Docker Compose (rift)

services:
  mcns:
    image: mcr.svc.mcp.metacircular.net:8443/mcns:latest
    container_name: mcns
    restart: unless-stopped
    command: ["server", "--config", "/srv/mcns/mcns.toml"]
    ports:
      - "192.168.88.181:53:53/udp"
      - "192.168.88.181:53:53/tcp"
      - "100.95.252.120:53:53/udp"
      - "100.95.252.120:53:53/tcp"
    volumes:
      - /srv/mcns:/srv/mcns

The API ports (8443/9443) are fronted by MC-Proxy, not exposed directly.

Data Directory

/srv/mcns/
├── mcns.toml         Configuration
├── mcns.db           SQLite database
├── certs/            TLS certificates
└── backups/          Database snapshots

Security Model

Threat Mitigations

Threat	Mitigation
DNS cache poisoning	Forwarded responses validated by upstream; TXID randomized by miekg/dns
DNS amplification	Response rate limiting (future); TCP fallback for large responses
Unauthorized record modification	Admin-only writes via MCIAS-authenticated API
SQL injection	Parameterized queries throughout
Zone enumeration via API	Requires authentication (user or admin role)

Security Invariants

1. DNS port 53 serves read-only data.
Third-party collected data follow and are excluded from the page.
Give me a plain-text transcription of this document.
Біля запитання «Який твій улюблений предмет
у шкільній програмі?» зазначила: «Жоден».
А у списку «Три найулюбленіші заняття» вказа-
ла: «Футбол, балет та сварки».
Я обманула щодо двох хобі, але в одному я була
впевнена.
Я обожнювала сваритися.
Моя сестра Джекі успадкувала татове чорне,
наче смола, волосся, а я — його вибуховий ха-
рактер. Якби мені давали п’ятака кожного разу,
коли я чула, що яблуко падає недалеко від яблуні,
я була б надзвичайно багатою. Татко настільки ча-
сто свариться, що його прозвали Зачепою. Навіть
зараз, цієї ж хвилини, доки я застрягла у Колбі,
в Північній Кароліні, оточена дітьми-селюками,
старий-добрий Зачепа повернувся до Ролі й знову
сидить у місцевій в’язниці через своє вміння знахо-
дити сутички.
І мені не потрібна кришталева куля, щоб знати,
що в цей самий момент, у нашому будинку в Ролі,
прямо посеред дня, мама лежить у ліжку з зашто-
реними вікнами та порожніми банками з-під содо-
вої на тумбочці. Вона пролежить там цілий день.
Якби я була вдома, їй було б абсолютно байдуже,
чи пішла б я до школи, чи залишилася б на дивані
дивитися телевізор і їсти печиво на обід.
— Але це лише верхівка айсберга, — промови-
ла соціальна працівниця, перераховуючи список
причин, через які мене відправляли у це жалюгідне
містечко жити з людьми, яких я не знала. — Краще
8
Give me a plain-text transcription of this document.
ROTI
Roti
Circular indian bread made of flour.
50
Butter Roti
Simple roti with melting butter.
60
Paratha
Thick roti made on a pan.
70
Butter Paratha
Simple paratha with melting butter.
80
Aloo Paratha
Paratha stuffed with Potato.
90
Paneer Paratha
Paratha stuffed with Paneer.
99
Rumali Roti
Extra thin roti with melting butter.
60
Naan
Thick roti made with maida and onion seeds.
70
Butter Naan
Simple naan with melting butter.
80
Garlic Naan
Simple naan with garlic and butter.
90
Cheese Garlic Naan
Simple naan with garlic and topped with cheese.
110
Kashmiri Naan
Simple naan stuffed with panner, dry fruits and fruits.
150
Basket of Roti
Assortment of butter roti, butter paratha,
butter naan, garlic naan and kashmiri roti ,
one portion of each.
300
No mutations possible via DNS protocol.
2. All record mutations require admin authentication through MCIAS.
3. CNAME exclusivity is enforced transactionally — no name can have both CNAME and address records.
4. Zone serial numbers are monotonically increasing — rollback is not possible.
5. TLS 1.3 minimum on management API (enforced by mcdsl/httpserver).

Future Work

• MX, TXT, SRV records — additional record types as needed.
• DNSSEC — zone signing for authoritative responses.
• Zone transfer (AXFR/IXFR) — for secondary DNS servers.
• MCP integration — MCP agent automatically registers service records.
• Web UI — htmx interface for zone and record management.
• Rate limiting — DNS query rate limiting to mitigate amplification.
• Metrics — Prometheus endpoint for query rates, cache hit ratio, latency.